The Kiski School, an all-boys boarding school located just outside of Pittsburgh, PA, has been involved with online education in one form or another since 2007. I have been teaching remotely through various platforms and scenarios since then, even teaching my Precalculus class at 5:30 a.m. from a hotel room just before my first OESIS Conference in Marina Del Rey, California. When the global pandemic struck in the spring of 2020, Kiski was well-positioned for a transition to remote learning. As we look forward to what our schools will look like in the fall, I am sure some independent schools are implementing or are considering an online branch of their brand. This concept should be viewed through multiple lenses based on our experience.
Independent schools come in all shapes, sizes, and degrees of financial means, each with its challenges. Financially speaking, both day schools and boarding schools would want to consider a reduced tuition rate to their online students. By doing so, day schools would risk cannibalizing the market they are trying to target. Boarding schools would splinter the communities that make them unique while still demanding an incrementally higher cost with the risk of impacting in-person programming and narrowing the pool of prospective families, particularly in the international segment.
From our first offering in 2007, we have been adamant that synchronous online learning was our strength. The Hy-Flex model that many of us adopted this year, simultaneous and synchronous in-person and online classes, worked for Kiski but presented many difficulties throughout the year. The different teaching modalities required our faculty to be nimble and our students and parents to be patient. It is hard to see this model being successful at full-scale in a post-pandemic climate, meaning that schools will not be able to simply add remote students to their current on-campus classroom enrollments.
Staffing becomes one of the measuring sticks if you are to considering an online branch of your brand. In a perfect world, online and in-person classes would be separate. It is a challenge to ask current faculty to teach both if the plan is to offer a full-scale diploma-granting program. Teaching the same course online and in-person essentially doubles the work for them. Additional factors to consider are time zone differences, school and student access to technology and bandwidth, dress code and classroom etiquette, accountability, and discipline.
At Kiski, we have tried many models and approaches. We have targeted the home school market, international market, credit recovery market, and most recently, serving a student body with synchronous instruction both in-person and online during the pandemic. From experience, the preparation to pivot is essential for your online offerings and requires the same flexibility we had to show in the spring of 2020. A one size fits all model doesn’t work. The program that you ultimately launch will need to speak to the strengths of the school, the faculty, the students, and the systems currently in place. We did not compromise Kiski’s identity and standards to make these programs work.
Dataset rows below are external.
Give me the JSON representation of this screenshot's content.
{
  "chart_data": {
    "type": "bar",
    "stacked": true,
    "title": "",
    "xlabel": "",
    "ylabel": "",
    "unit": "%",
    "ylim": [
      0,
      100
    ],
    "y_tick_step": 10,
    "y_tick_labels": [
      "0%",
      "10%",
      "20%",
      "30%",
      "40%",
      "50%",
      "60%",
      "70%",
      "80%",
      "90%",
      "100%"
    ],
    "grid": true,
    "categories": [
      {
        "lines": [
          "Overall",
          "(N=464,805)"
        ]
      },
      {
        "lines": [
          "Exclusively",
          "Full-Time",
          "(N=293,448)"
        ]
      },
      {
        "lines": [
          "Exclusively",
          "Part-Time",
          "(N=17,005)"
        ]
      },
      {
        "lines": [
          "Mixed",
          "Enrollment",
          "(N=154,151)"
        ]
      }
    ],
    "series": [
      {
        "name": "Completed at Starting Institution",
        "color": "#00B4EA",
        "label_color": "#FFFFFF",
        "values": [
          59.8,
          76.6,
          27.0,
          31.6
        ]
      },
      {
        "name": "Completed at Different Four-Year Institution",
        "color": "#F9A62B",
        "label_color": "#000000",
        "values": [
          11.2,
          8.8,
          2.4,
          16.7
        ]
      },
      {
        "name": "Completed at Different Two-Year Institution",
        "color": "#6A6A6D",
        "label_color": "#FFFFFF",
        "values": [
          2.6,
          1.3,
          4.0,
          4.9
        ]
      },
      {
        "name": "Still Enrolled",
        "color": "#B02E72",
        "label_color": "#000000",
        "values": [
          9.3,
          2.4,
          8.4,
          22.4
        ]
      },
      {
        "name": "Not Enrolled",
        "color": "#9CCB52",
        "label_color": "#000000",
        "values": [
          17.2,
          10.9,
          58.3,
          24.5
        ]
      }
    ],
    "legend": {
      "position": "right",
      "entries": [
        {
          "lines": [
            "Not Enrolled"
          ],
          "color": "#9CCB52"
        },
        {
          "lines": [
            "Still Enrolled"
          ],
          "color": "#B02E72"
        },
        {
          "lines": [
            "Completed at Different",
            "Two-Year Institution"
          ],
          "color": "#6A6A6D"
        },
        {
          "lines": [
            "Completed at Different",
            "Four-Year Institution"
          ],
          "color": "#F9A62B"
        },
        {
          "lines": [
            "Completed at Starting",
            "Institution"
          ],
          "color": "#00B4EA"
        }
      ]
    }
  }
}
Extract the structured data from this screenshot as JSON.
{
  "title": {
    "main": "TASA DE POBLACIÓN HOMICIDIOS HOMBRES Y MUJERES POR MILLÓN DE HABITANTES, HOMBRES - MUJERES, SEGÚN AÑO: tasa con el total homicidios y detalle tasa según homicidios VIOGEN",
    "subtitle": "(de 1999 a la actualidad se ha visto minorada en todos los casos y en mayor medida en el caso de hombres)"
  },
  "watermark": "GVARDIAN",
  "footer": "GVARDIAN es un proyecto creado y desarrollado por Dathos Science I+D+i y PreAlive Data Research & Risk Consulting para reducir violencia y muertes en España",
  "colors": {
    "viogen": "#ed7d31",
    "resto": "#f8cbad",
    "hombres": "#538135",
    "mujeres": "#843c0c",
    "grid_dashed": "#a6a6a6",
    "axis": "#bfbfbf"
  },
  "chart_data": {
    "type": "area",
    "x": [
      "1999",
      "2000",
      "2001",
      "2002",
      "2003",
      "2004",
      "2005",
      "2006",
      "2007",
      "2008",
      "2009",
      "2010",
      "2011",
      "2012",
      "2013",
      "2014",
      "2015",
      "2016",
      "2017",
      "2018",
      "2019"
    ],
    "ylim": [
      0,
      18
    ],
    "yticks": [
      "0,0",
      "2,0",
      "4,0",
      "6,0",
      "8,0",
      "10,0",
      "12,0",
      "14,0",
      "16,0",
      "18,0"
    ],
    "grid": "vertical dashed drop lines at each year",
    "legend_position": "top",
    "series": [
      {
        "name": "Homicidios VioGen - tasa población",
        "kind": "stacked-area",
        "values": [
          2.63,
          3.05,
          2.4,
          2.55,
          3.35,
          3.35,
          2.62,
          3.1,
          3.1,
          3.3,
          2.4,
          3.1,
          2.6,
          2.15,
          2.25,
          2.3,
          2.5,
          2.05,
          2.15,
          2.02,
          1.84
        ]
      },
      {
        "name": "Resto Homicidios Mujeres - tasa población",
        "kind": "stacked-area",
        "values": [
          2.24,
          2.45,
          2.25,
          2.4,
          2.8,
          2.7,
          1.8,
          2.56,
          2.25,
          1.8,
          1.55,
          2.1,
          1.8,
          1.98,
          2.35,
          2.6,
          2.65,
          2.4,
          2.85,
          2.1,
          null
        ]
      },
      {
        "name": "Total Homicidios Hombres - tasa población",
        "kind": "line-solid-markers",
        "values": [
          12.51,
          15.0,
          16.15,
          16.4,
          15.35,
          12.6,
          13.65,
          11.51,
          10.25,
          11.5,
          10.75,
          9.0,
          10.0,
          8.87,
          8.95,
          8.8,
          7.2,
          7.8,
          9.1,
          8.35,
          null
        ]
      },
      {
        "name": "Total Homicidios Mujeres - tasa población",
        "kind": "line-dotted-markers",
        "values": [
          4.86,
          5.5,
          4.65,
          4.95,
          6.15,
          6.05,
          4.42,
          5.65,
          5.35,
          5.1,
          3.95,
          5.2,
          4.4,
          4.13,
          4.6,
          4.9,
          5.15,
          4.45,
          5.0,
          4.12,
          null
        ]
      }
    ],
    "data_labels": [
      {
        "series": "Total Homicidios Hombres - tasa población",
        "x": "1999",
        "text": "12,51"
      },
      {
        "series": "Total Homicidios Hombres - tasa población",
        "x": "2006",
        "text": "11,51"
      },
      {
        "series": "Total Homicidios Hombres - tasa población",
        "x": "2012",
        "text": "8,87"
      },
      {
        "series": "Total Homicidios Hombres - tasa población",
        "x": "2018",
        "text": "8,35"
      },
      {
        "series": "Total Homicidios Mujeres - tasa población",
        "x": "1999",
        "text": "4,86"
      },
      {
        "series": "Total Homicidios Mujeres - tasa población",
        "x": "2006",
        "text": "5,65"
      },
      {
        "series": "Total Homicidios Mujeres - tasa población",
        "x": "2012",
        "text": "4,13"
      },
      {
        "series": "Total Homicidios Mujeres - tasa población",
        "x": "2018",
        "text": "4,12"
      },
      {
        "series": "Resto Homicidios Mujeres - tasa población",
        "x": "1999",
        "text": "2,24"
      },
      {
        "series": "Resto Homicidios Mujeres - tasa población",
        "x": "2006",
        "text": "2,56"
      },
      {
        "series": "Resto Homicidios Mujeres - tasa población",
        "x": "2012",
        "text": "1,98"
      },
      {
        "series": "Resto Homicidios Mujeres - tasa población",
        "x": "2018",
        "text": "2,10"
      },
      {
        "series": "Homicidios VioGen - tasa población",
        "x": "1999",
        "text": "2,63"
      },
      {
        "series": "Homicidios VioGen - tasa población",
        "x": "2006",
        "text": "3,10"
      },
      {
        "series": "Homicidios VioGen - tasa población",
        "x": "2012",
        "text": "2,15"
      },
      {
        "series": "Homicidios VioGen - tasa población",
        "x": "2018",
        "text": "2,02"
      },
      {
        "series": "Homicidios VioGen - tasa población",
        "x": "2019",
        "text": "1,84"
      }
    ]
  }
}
So what has been successful for us? We continue to offer enrichment classes online in the summer, some for credit and others without credit for our current students, and others interested in looking for supplemental summer school opportunities. While we have faced many challenges along the way in our 10+ year journey through the online education space, we continue to find variations and solutions to the problem while remaining true to our school’s mission and values.